Mnuchin says he and GOP leaders will discuss plan to pass targeted stimulus with Democrats' help
- Treasury Secretary Mnuchin says that he will attempt to draft a targeted stimulus package with Democrats in the coming weeks.
- Mnuchin said he will on Friday meet with Senate Majority Leader McConnell and House Minority Leader McCarthy.
- "We are going to come up with a plan to sit down with Pelosi and Schumer and try to get a targeted bill done," Mnuchin said.
Treasury Secretary Steven Mnuchin said Friday that he and senior GOP lawmakers will attempt to draft a targeted stimulus package with Democrats in the coming weeks.
Mnuchin explained that he and White House chief of staff Mark Meadows will later Friday convene with Senate Majority Leader Mitch McConnell, R-Ky., and House Minority Leader Kevin McCarthy, R-Calif., to brainstorm ideas for a more-targeted relief package.
Mnuchin, who with Meadows has led President Donald Trump's stimulus discussions for months, expressed some optimism that House Speaker Nancy Pelosi, D-Calif., and Senate Minority Leader Chuck Schumer, D-N.Y., may be more open to a compromise following the 2020 elections.
"I can tell you Mark Meadows and I will be speaking with Mitch McConnell and Kevin McCarthy this morning," he said. "And we are going to come up with a plan to sit down with Pelosi and Schumer and try to get a targeted bill done for the people that really need it.
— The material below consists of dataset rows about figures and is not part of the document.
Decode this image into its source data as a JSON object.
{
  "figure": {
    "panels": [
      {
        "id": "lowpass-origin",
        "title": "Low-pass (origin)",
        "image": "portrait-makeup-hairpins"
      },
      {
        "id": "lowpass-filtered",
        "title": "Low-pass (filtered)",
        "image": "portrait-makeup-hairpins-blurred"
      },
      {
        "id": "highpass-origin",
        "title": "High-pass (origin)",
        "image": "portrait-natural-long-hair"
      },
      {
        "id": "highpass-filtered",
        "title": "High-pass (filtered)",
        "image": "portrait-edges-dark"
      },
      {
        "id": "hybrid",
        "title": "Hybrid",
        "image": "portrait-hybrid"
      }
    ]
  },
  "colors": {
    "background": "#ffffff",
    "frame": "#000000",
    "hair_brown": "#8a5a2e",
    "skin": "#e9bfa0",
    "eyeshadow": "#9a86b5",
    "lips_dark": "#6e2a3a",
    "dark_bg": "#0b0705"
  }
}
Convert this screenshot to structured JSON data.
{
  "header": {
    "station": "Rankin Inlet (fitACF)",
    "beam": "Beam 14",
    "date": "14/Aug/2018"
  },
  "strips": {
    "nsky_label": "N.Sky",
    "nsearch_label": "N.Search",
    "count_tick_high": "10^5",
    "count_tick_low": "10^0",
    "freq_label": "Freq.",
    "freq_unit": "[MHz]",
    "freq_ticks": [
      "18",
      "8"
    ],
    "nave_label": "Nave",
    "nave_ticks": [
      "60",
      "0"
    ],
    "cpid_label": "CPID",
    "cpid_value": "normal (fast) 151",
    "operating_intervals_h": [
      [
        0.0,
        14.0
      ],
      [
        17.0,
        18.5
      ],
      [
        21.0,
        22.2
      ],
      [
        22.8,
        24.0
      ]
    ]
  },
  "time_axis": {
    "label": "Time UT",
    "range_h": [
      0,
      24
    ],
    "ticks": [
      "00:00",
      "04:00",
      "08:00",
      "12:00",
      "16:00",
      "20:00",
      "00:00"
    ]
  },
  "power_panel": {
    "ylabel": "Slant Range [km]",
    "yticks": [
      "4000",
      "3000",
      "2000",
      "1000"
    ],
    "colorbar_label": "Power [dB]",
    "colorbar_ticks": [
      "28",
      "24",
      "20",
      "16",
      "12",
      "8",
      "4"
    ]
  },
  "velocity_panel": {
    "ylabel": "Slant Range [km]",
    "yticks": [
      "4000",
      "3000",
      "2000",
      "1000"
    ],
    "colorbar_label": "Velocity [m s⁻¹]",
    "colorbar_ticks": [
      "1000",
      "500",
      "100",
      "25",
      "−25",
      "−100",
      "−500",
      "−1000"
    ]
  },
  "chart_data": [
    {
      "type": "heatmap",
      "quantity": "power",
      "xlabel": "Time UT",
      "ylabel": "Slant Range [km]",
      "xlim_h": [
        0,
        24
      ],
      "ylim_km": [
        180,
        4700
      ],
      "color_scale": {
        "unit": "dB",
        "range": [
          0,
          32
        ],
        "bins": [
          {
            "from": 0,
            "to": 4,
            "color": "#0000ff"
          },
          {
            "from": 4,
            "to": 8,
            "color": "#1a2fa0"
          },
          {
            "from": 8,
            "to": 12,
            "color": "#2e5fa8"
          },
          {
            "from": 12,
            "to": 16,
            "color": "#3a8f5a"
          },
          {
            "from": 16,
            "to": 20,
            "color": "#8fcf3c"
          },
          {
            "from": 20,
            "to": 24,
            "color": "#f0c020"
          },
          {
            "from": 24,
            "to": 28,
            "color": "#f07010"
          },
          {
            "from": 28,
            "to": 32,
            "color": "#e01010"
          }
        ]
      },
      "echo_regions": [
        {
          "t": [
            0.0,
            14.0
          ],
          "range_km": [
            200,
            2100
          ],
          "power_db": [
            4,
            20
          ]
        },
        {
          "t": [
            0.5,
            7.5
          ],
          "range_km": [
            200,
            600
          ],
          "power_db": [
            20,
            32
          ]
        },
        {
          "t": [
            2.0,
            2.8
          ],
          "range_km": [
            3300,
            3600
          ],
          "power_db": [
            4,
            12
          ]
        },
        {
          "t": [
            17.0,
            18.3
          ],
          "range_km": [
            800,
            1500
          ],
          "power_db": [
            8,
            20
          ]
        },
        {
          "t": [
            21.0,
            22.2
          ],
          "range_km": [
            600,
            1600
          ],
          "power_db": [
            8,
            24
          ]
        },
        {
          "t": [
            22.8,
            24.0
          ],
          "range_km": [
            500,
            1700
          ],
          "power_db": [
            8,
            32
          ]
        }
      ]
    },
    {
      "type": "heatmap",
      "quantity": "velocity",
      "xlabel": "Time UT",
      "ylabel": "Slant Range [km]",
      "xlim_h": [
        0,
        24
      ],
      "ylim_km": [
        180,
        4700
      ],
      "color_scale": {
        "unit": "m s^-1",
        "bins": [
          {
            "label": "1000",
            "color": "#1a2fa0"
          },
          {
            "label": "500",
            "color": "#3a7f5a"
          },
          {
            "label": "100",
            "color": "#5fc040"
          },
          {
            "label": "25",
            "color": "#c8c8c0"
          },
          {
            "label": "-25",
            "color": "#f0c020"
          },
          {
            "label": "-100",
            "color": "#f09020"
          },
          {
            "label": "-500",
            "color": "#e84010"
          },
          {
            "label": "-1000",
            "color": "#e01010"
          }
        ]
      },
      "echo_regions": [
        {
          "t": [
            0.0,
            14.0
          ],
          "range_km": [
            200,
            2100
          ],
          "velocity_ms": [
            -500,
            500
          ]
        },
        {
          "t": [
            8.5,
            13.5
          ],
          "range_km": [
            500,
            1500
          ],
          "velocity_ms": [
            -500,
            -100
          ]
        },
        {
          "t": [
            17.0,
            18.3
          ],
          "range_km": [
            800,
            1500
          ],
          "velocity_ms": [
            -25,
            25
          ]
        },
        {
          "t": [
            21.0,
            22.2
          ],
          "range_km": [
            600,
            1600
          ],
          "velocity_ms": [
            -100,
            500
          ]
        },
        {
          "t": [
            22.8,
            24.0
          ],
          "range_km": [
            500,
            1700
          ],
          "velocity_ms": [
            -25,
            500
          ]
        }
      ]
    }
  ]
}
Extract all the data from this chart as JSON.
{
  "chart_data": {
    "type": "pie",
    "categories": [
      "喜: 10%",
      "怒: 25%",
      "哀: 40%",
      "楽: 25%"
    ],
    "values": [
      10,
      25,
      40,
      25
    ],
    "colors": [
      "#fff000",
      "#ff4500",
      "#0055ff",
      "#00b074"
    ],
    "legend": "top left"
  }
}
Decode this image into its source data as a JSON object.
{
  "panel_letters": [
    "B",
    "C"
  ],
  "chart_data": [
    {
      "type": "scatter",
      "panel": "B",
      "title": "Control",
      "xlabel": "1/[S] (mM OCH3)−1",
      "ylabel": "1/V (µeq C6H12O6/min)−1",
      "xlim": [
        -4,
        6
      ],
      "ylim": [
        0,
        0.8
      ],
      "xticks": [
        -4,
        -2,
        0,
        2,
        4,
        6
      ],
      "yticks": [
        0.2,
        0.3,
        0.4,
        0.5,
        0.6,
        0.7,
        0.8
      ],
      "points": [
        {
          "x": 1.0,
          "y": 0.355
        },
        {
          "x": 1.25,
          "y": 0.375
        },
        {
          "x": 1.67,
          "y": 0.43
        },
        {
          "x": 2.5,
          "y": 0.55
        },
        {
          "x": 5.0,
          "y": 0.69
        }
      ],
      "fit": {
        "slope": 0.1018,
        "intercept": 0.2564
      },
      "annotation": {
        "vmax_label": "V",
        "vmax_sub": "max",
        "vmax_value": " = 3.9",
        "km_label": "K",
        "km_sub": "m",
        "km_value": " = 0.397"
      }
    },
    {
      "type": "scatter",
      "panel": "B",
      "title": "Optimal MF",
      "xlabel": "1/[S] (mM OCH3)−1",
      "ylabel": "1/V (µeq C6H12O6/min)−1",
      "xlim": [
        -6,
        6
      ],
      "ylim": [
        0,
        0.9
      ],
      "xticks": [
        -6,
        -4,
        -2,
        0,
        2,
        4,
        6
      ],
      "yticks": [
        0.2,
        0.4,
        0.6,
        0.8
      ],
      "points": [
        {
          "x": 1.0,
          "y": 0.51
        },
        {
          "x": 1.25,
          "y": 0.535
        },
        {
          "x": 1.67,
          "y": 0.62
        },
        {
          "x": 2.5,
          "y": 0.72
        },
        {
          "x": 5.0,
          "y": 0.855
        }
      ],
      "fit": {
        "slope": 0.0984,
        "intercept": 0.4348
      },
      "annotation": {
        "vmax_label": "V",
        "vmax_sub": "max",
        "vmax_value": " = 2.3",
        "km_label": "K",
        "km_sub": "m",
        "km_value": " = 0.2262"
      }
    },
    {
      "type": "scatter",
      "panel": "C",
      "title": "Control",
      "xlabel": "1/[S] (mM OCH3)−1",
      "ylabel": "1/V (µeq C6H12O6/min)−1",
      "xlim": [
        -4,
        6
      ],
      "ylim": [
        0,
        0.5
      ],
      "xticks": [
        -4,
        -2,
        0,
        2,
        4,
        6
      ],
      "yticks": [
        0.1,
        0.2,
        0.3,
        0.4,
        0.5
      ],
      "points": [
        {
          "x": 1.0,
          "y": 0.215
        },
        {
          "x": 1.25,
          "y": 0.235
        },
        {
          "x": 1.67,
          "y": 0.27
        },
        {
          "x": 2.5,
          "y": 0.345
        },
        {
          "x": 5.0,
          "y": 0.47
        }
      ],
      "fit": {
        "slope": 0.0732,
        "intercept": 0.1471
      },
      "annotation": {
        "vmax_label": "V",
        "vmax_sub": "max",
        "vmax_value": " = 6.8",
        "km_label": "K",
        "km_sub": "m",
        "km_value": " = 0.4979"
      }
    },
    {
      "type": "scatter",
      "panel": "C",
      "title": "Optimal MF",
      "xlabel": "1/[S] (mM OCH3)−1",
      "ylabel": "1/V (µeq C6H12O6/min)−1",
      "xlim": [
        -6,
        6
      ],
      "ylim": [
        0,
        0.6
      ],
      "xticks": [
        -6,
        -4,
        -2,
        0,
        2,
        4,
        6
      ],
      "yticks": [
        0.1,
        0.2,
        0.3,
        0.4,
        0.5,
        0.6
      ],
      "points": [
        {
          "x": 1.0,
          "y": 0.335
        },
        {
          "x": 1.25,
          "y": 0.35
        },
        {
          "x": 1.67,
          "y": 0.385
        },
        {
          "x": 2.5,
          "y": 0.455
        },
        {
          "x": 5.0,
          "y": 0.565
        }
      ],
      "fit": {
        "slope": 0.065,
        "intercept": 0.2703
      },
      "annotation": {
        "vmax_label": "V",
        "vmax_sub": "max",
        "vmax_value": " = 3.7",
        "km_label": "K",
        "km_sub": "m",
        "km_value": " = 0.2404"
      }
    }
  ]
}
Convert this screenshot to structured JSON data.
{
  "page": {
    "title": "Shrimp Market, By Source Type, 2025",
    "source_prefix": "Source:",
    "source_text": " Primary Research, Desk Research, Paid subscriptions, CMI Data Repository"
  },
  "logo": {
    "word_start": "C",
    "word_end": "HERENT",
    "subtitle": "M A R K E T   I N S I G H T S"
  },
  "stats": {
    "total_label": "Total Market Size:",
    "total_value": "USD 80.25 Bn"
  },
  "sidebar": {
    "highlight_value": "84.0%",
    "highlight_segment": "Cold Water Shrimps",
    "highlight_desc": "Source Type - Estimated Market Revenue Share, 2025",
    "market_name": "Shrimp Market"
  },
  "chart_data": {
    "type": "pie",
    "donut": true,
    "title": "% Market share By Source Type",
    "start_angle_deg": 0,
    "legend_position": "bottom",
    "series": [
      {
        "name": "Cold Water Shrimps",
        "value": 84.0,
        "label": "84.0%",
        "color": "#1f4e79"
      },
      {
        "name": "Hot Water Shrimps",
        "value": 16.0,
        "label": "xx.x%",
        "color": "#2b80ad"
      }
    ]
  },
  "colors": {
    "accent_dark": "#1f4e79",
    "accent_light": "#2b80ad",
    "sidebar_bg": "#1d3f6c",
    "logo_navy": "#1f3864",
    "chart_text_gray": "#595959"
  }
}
And hopefully the Democrats will work with us."
Lawmakers have for months struggled to pass additional economic stimulus with little signs of nearing the finish line. McConnell on Friday afternoon offered comment on his thoughts pertaining to more stimulus.
"Republicans continue to support passing these kinds of urgent and targeted measures as soon as possible," he said in a press release. "American workers should not lose their jobs needlessly when a second round of the job-saving Paycheck Protection Program for the hardest-hit small businesses would make a huge difference."
"Our medical system should not be denied additional support, including for distributing the life-saving vaccines that appear to be on the horizon," the Senate Majority Leader added.
Congress passed a historic $2 trillion bill in March known as the CARES Act that included funding for the Paycheck Protection Program, enhanced unemployment benefits and $1,200 direct payments to most U.S. workers.
But many of those stimulus provisions expired or were depleted over the course of the summer, igniting debate on Capitol Hill over whether they need to be revitalized.
Democrats have argued for more robust spending to not only extend unemployment benefits and the PPP, but to also help support state and local governments that have seen steep budgetary deficits due to the coronavirus's impact on business.
The White House and Senate Republicans, who say they are more concerned about the price tag, have called for smaller, more targeted measures that would restrict aid to the hardest-hit industries like travel, restaurants and hospitality.
"I understand that the Democrats didn't want us to do anything before the election because they didn't want to do something that could be helpful to the president," Mnuchin added Friday morning. "But I had hoped, now that we're now past the election, that the Democrats would now work with us."
Democrats control the House and will hold a more narrow majority when the next Congress starts in January. Republicans have a Senate majority now, and two January runoff elections in Georgia will determine whether they keep it for the next two years. Democrats picked up one Senate seat in this month's elections.
President-elect Joe Biden has backed Democrats' push for a bill that costs at least $2.2 trillion.
The secretary's comments were taken with even greater interest Friday morning, less than a day after the Treasury Department said it would not try to extend a handful of lending programs instituted with the Federal Reserve during the early days of the coronavirus pandemic.
The funding for those programs is set to expire at the end of the year and would require Congress's approval if Mnuchin wished to prolong their expiration.
The lending facilities cover corporate bond buying, loans to state and local governments and the Main Street Lending Program to small- and medium-sized businesses. The Fed said it wanted the programs extended.